NYC Mayor De Blasio Plans $1.5 Billion NYPD Budget Cut

NYC Mayor De Blasio Plans $1.5 Billion NYPD Budget Cut
NYPD Police officers listen as Police Benevolent Association of the City of New York President Pat Lynch and representatives from other NYPD and law enforcement unions holds a news conference at the Icahn Stadium parking lot in New York on June 9, 2020 (Timothy A. Clary/AFP via Getty Images)
Petr Svab
6/29/2020
Updated:
6/29/2020

New York City Mayor Bill de Blasio announced a plan to cut $1.5 billion from the NYPD budget. He gave few details, but said at least part of the money would be shifted to youth programs.

The cuts are partly due to a budget shortfall the city is facing due to economic shutdown in response to the CCP virus epidemic.

Another part of the reason is a response to anti-police protests that hit the city after a black man, George Floyd, died during arrest in Minneapolis in May.

The proposal comes at a time the city is grappling with a spike in shootings. In the four weeks ending June 21, there had been 191 people shot and 34 murdered. The city hasn’t seen a shooting spree this intense since 1996, comparing the same time of the year, according to NYPD statistics.

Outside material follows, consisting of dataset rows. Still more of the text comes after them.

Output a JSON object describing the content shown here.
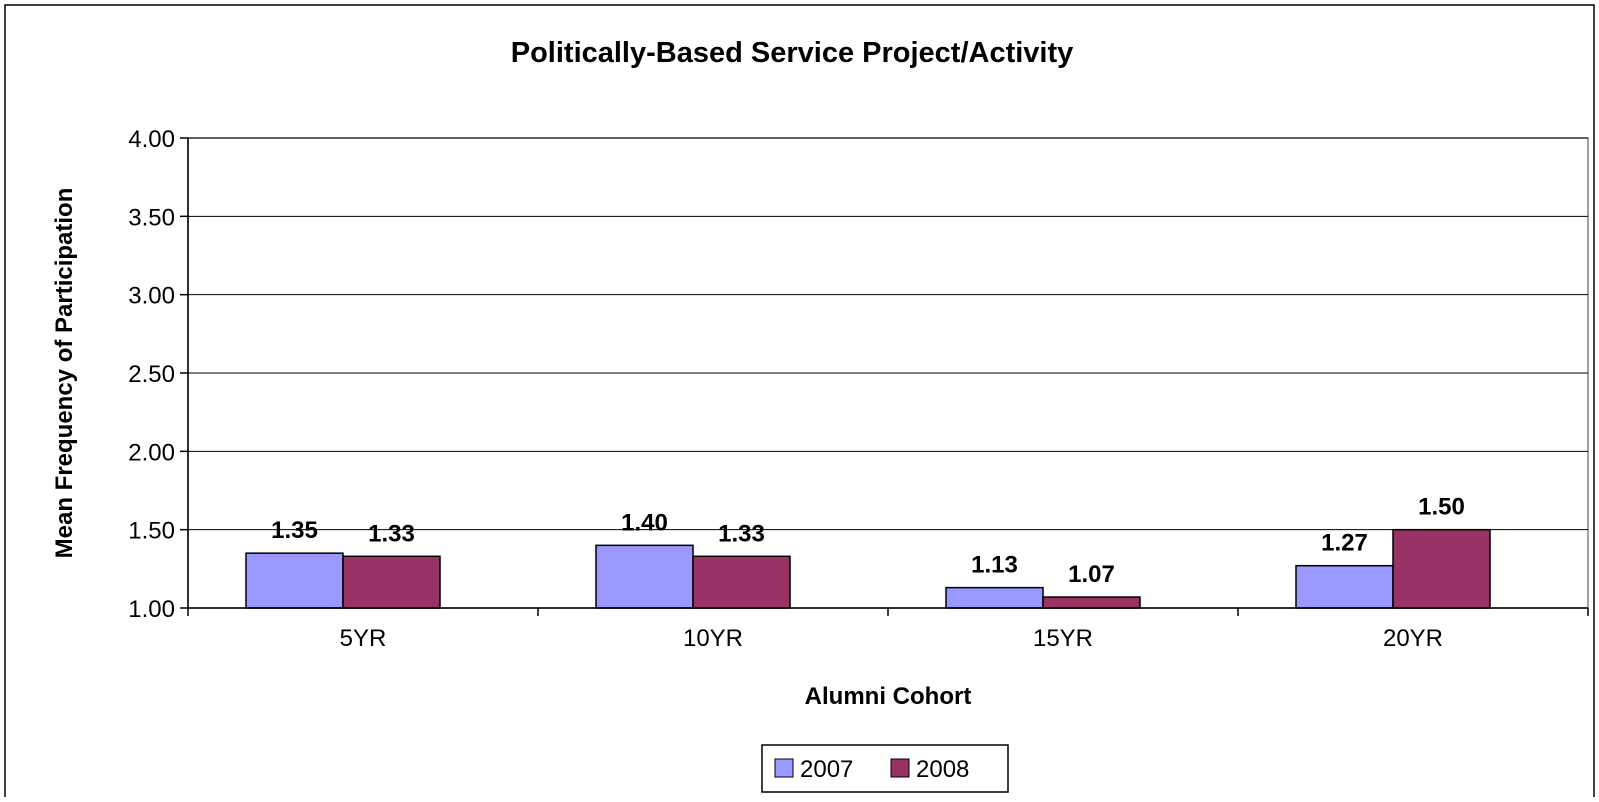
{
  "chart_data": {
    "type": "bar",
    "title": "Politically-Based Service Project/Activity",
    "xlabel": "Alumni Cohort",
    "ylabel": "Mean Frequency of Participation",
    "categories": [
      "5YR",
      "10YR",
      "15YR",
      "20YR"
    ],
    "series": [
      {
        "name": "2007",
        "values": [
          1.35,
          1.4,
          1.13,
          1.27
        ],
        "color": "#9999FF"
      },
      {
        "name": "2008",
        "values": [
          1.33,
          1.33,
          1.07,
          1.5
        ],
        "color": "#993366"
      }
    ],
    "data_labels": [
      [
        "1.35",
        "1.40",
        "1.13",
        "1.27"
      ],
      [
        "1.33",
        "1.33",
        "1.07",
        "1.50"
      ]
    ],
    "ylim": [
      1.0,
      4.0
    ],
    "yticks": [
      "1.00",
      "1.50",
      "2.00",
      "2.50",
      "3.00",
      "3.50",
      "4.00"
    ],
    "grid": true,
    "legend_position": "bottom"
  }
}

The mayor said his office presented to the City Council over the weekend a plan “that would achieve a billion dollars in savings for the NYPD and shift resources to young people, to communities in a way that would help address a lot of the underlying issues that we know are the cause of so many problems in our society.”

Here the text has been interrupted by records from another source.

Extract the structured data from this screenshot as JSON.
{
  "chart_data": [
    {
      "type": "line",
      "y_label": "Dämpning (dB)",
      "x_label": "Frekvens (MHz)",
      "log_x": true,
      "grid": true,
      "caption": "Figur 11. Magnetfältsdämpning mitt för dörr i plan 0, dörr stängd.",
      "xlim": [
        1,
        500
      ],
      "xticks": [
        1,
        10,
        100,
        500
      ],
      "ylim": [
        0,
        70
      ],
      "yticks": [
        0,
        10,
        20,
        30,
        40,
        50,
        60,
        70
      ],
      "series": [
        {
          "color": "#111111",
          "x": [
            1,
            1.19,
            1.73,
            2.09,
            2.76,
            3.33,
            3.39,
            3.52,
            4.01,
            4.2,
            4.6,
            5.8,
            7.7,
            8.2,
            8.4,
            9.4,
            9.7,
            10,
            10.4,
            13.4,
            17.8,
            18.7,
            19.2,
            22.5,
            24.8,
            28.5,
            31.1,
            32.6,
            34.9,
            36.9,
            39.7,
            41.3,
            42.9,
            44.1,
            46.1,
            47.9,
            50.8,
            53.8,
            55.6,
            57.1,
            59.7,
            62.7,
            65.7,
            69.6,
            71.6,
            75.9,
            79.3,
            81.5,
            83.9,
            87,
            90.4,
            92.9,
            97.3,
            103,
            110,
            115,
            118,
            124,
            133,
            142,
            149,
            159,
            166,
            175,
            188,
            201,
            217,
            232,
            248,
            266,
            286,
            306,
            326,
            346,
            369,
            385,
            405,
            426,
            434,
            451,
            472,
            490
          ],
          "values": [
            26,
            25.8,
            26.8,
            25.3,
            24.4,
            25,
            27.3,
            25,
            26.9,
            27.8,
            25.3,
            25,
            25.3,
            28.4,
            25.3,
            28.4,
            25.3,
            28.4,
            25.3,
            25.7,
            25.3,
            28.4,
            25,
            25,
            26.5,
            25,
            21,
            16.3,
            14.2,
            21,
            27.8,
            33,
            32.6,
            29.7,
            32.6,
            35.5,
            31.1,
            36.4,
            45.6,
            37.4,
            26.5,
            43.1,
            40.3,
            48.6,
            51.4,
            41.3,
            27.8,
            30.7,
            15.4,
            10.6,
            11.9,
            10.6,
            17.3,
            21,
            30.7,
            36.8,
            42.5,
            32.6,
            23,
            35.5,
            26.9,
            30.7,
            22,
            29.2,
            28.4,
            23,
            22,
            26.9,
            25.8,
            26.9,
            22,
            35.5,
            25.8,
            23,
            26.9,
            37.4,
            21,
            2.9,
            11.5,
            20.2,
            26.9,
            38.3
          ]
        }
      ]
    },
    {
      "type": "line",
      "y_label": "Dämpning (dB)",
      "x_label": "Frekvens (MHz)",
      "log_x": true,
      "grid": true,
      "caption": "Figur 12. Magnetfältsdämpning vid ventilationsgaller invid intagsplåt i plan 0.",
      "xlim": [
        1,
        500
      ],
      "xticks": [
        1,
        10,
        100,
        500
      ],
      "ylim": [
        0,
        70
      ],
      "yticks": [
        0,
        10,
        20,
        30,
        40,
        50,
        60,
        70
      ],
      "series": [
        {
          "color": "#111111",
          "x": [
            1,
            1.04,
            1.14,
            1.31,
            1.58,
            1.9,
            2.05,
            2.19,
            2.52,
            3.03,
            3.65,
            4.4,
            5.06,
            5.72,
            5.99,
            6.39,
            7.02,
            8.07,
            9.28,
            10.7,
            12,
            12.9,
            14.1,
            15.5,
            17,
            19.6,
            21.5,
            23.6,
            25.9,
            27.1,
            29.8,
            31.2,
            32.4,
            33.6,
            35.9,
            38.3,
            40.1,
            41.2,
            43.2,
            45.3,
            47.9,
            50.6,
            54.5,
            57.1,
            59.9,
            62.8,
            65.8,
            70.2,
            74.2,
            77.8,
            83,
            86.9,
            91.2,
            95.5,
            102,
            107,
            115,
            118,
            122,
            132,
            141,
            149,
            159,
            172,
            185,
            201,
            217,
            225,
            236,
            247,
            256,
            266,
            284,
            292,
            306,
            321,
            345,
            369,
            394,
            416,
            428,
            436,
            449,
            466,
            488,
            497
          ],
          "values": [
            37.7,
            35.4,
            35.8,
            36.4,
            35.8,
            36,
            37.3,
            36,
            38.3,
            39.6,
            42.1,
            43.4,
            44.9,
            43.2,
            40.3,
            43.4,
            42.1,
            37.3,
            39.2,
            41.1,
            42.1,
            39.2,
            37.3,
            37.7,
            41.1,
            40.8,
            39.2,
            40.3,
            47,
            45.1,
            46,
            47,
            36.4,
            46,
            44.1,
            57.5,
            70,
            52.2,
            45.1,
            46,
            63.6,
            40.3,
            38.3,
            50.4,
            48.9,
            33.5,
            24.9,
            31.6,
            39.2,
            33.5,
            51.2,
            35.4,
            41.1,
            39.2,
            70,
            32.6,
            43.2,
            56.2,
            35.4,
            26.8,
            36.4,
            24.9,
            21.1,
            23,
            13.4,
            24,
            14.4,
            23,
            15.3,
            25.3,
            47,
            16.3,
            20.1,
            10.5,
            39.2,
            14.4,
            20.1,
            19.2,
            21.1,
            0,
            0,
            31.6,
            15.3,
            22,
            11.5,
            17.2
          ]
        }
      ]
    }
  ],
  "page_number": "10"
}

“I am excited to say that we have a plan that can achieve real reform, that can achieve real redistribution, and at the same time ensure that we keep our city safe,” he said during his June 29 briefing.

His goal is to achieve a “balance” between “reform, justice, redistribution, but always safety.”

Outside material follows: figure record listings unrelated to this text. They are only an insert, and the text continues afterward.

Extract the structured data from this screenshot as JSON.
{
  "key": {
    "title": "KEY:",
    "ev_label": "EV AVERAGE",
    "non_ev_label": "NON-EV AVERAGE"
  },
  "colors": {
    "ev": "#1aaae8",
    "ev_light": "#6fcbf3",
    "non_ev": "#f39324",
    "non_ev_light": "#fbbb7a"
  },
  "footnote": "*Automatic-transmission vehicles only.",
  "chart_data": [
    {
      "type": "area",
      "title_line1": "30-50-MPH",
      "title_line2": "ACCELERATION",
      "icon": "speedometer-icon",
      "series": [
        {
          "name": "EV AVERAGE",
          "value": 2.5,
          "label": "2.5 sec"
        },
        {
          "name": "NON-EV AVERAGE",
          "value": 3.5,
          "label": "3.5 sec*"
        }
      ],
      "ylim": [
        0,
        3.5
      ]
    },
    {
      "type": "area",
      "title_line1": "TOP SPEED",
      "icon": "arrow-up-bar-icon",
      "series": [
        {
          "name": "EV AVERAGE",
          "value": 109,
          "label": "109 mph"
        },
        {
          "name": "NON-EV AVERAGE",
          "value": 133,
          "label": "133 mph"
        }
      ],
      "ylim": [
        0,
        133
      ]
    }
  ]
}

The plan would also shift over $500 million in NYPD capital spending to youth recreation centers and public housing.

The New York Daily News reported that about $450 million of the budget cut would just shift, as police officers in schools would be moved from the NYPD to the Department of Education. Another $50 million would be cut by cancelling the next two police academy classes.

De Blasio declined to go into specifics, citing ongoing budget negotiations, but said that the school officers issue would be dealt with over several years.

The Police Benevolent Association (PBA), the NYPD’s main union, slammed de Blasio’s plan.

“Mayor de Blasio’s message to New Yorkers today was clear: you will have fewer cops on your streets. Shootings more than doubled again last week,” PBA President Patrick Lynch said in a June 29 statement.

“Even right now, the NYPD doesn’t have enough staffing to shift cops to one neighborhood without making another neighborhood less safe. We will say it again: the Mayor and the City Council have surrendered the city to lawlessness. Things won’t improve until New Yorkers hold them responsible.”

Overall, the mayor is proposing a budget cut of $8 billion from his proposal in January. That would make the total about $87 billion for fiscal 2021.